(Australian Associated Press)
Aged pensioners won’t see an increase in their payment this September, with the next possible rise in March.
Department of Social Services deputy secretary Nathan Williamson has confirmed to a Senate inquiry that there will be no increase due to a drop in the consumer price index.
“Based on the calculation for indexation, if it’s negative we don’t reduce the pension but we also don’t increase it,” he said on Tuesday.
The Combined Pensioners and Superannuants Association says it’s the first time since 1931 the pension hasn’t increased.
“Many pensioners, especially singles with the pension as their sole source of income, will be very disappointed at this turn of events,” the group said.
“Their only comfort is that the pension can’t go down. It would have but for that rule.”
The pension is indexed twice a year in March and September.
It will be known in February if the pension will increase next March.
The inquiry has also heard from the minister responsible for Australia’s welfare system, who is unsure how much the unemployment benefit will be after the coronavirus pandemic.
JobSeeker has been boosted during the health crisis to a maximum $1100 per fortnight through to September, and then $800 until the end of the year.
The payment, formerly known as Newstart, paid $40 a day prior to the pandemic and hasn’t risen in real terms in more than 25 years.
Social Services Minister Anne Ruston says it’s too early to say if it will return to the $40 a day level.
“We will be making further statements in coming months so we can provide ongoing certainty,” she said.
“But right now I don’t know whether we’re going to have a situation where we have clarity around what post-coronavirus Australia is going to look like by the end of the year or not.
“I don’t have a crystal ball.”
There have been wide-ranging calls, including from former Liberal prime minister John Howard and Reserve Bank governor Philip Lowe, for the payment to increase from its pre-pandemic level.
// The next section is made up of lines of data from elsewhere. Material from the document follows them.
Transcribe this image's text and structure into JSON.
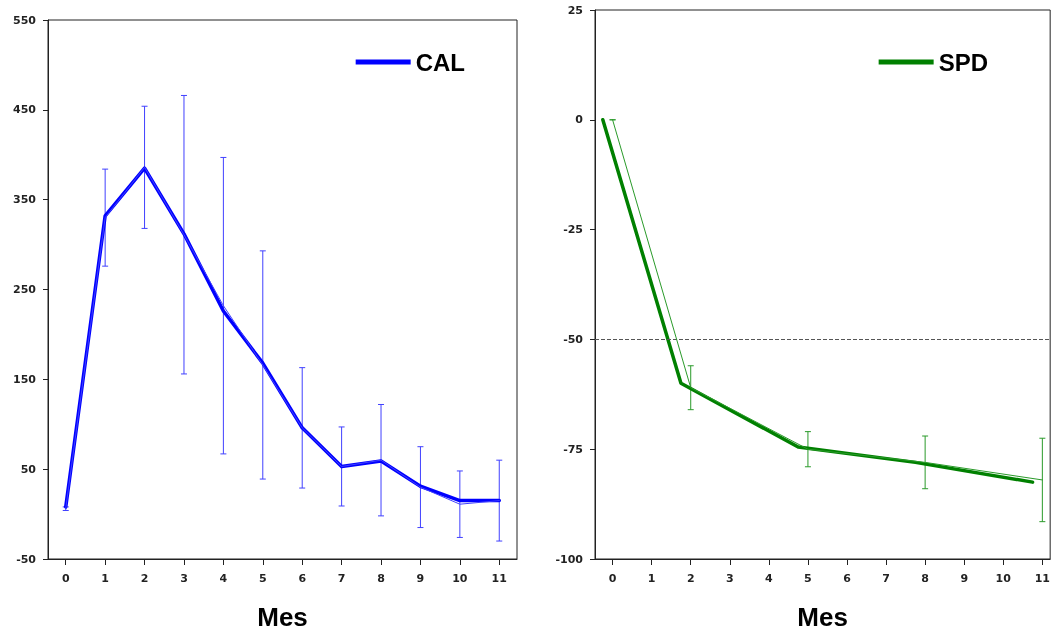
{
  "chart_data": [
    {
      "type": "line",
      "xlabel": "Mes",
      "xlim": [
        -0.45,
        11.45
      ],
      "xticks": [
        0,
        1,
        2,
        3,
        4,
        5,
        6,
        7,
        8,
        9,
        10,
        11
      ],
      "ylim": [
        -50,
        550
      ],
      "yticks": [
        -50,
        50,
        150,
        250,
        350,
        450,
        550
      ],
      "grid": false,
      "legend": "top right",
      "marker": "none",
      "line_style": "solid",
      "series": [
        {
          "name": "CAL",
          "color": "#0000ff",
          "x": [
            0,
            1,
            2,
            3,
            4,
            5,
            6,
            7,
            8,
            9,
            10,
            11
          ],
          "values": [
            8,
            332,
            385,
            312,
            226,
            168,
            96,
            53,
            59,
            31,
            15,
            15
          ]
        },
        {
          "color": "#4040ff",
          "x": [
            0,
            1,
            2,
            3,
            4,
            5,
            6,
            7,
            8,
            9,
            10,
            11
          ],
          "values": [
            6,
            330,
            386,
            311,
            232,
            166,
            96,
            53,
            60,
            30,
            11,
            15
          ],
          "errors": [
            2,
            54,
            68,
            155,
            165,
            127,
            67,
            44,
            62,
            45,
            37,
            45
          ]
        }
      ]
    },
    {
      "type": "line",
      "xlabel": "Mes",
      "xlim": [
        -0.45,
        11.2
      ],
      "xticks": [
        0,
        1,
        2,
        3,
        4,
        5,
        6,
        7,
        8,
        9,
        10,
        11
      ],
      "ylim": [
        -100,
        25
      ],
      "yticks": [
        -100,
        -75,
        -50,
        -25,
        0,
        25
      ],
      "grid": false,
      "legend": "top right",
      "marker": "none",
      "line_style": "solid",
      "ref_lines": [
        {
          "axis": "y",
          "value": -50,
          "color": "#555555",
          "line_style": "dashed"
        }
      ],
      "series": [
        {
          "name": "SPD",
          "color": "#008000",
          "x": [
            -0.25,
            1.75,
            4.75,
            7.75,
            10.75
          ],
          "values": [
            0,
            -60,
            -74.5,
            -78,
            -82.5
          ]
        },
        {
          "color": "#2a9a2a",
          "x": [
            0,
            2,
            5,
            8,
            11
          ],
          "values": [
            0,
            -61,
            -75,
            -78,
            -82
          ],
          "errors": [
            0,
            5,
            4,
            6,
            9.5
          ]
        }
      ]
    }
  ]
}
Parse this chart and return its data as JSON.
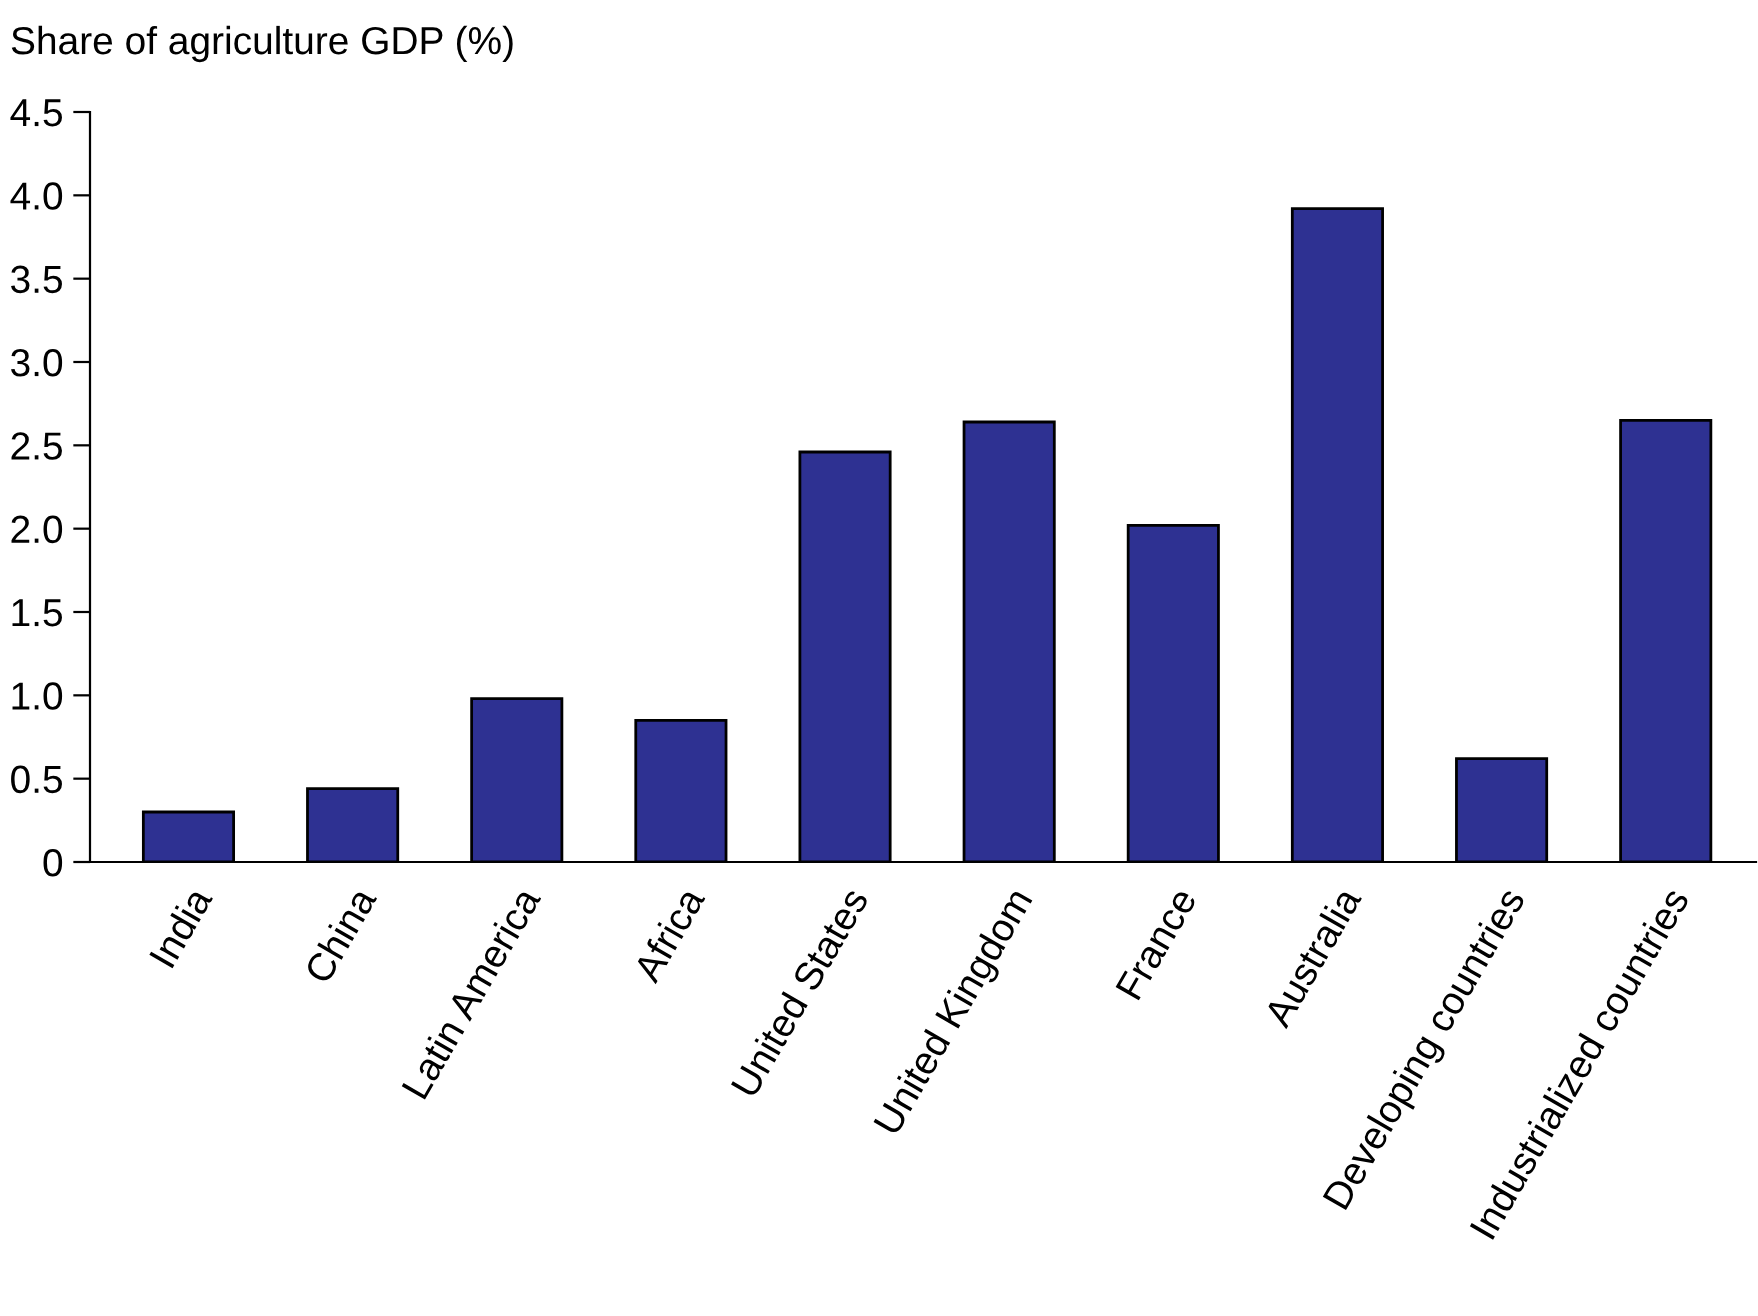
{
  "chart_data": {
    "type": "bar",
    "ylabel": "Share of agriculture GDP (%)",
    "categories": [
      "India",
      "China",
      "Latin America",
      "Africa",
      "United States",
      "United Kingdom",
      "France",
      "Australia",
      "Developing countries",
      "Industrialized countries"
    ],
    "values": [
      0.3,
      0.44,
      0.98,
      0.85,
      2.46,
      2.64,
      2.02,
      3.92,
      0.62,
      2.65
    ],
    "color": "#2e3192",
    "ylim": [
      0,
      4.5
    ],
    "yticks": [
      0,
      0.5,
      {
        "value": 1,
        "label": "1.0"
      },
      1.5,
      {
        "value": 2,
        "label": "2.0"
      },
      2.5,
      {
        "value": 3,
        "label": "3.0"
      },
      3.5,
      {
        "value": 4,
        "label": "4.0"
      },
      4.5
    ],
    "grid": false,
    "legend": false
  }
}
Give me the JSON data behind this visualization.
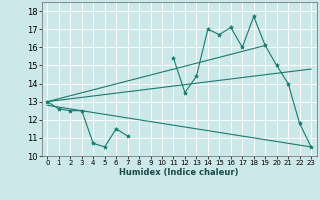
{
  "xlabel": "Humidex (Indice chaleur)",
  "bg_color": "#cce8e8",
  "grid_color": "#ffffff",
  "line_color": "#1a7a6e",
  "xlim": [
    -0.5,
    23.5
  ],
  "ylim": [
    10,
    18.5
  ],
  "yticks": [
    10,
    11,
    12,
    13,
    14,
    15,
    16,
    17,
    18
  ],
  "xticks": [
    0,
    1,
    2,
    3,
    4,
    5,
    6,
    7,
    8,
    9,
    10,
    11,
    12,
    13,
    14,
    15,
    16,
    17,
    18,
    19,
    20,
    21,
    22,
    23
  ],
  "data_line": [
    13.0,
    12.6,
    12.5,
    12.5,
    10.7,
    10.5,
    11.5,
    11.1,
    null,
    null,
    null,
    15.4,
    13.5,
    14.4,
    17.0,
    16.7,
    17.1,
    16.0,
    17.7,
    16.1,
    15.0,
    14.0,
    11.8,
    10.5
  ],
  "trend_line1_x": [
    0,
    19
  ],
  "trend_line1_y": [
    13.0,
    16.1
  ],
  "trend_line2_x": [
    0,
    23
  ],
  "trend_line2_y": [
    13.0,
    14.8
  ],
  "trend_line3_x": [
    0,
    23
  ],
  "trend_line3_y": [
    12.8,
    10.5
  ]
}
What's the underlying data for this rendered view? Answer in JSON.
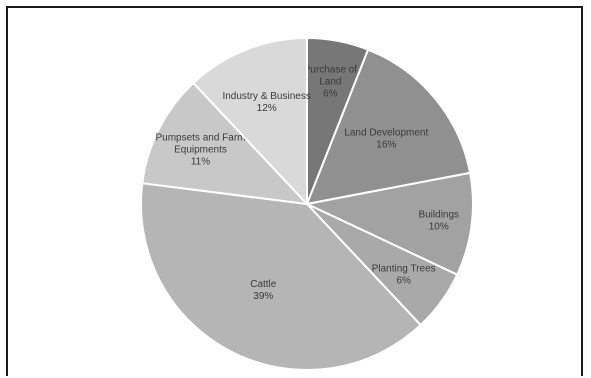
{
  "chart_data": {
    "type": "pie",
    "slices": [
      {
        "label": [
          "Purchase of",
          "Land"
        ],
        "value": 6,
        "value_label": "6%",
        "color": "#777777"
      },
      {
        "label": [
          "Land Development"
        ],
        "value": 16,
        "value_label": "16%",
        "color": "#909090"
      },
      {
        "label": [
          "Buildings"
        ],
        "value": 10,
        "value_label": "10%",
        "color": "#a2a2a2"
      },
      {
        "label": [
          "Planting Trees"
        ],
        "value": 6,
        "value_label": "6%",
        "color": "#a9a9a9"
      },
      {
        "label": [
          "Cattle"
        ],
        "value": 39,
        "value_label": "39%",
        "color": "#b5b5b5"
      },
      {
        "label": [
          "Pumpsets and Farm",
          "Equipments"
        ],
        "value": 11,
        "value_label": "11%",
        "color": "#c8c8c8"
      },
      {
        "label": [
          "Industry & Business"
        ],
        "value": 12,
        "value_label": "12%",
        "color": "#d9d9d9"
      }
    ],
    "start_angle": "top",
    "direction": "clockwise",
    "legend": "none"
  }
}
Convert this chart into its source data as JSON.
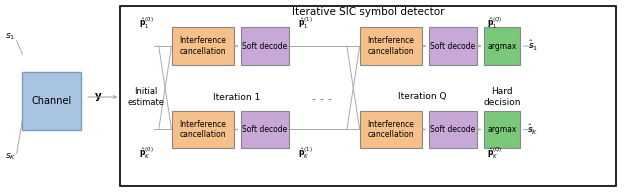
{
  "title": "Iterative SIC symbol detector",
  "bg_color": "#ffffff",
  "channel_color": "#a8c4e0",
  "orange_color": "#f5c08a",
  "purple_color": "#c8a8d8",
  "green_color": "#7ac87a",
  "iter1_label": "Iteration 1",
  "iterQ_label": "Iteration Q",
  "hard_decision_label": "Hard\ndecision",
  "initial_estimate_label": "Initial\nestimate",
  "dots": ". . ."
}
About 1.6 million Australians are expected to be on JobSeeker or Youth Allowance in the September quarter, before dropping to about 1.5 million in the December period.
About 6000 Australians are expected to be affected when the liquid assets waiting period is reintroduced in late September.
It means people applying for JobSeeker who meet a certain threshold in assets will have to wait up to 13 weeks before receiving a payment.
The government still plans to introduce draft legislation which would double the wait period to 26 weeks for people who have more than $18,000.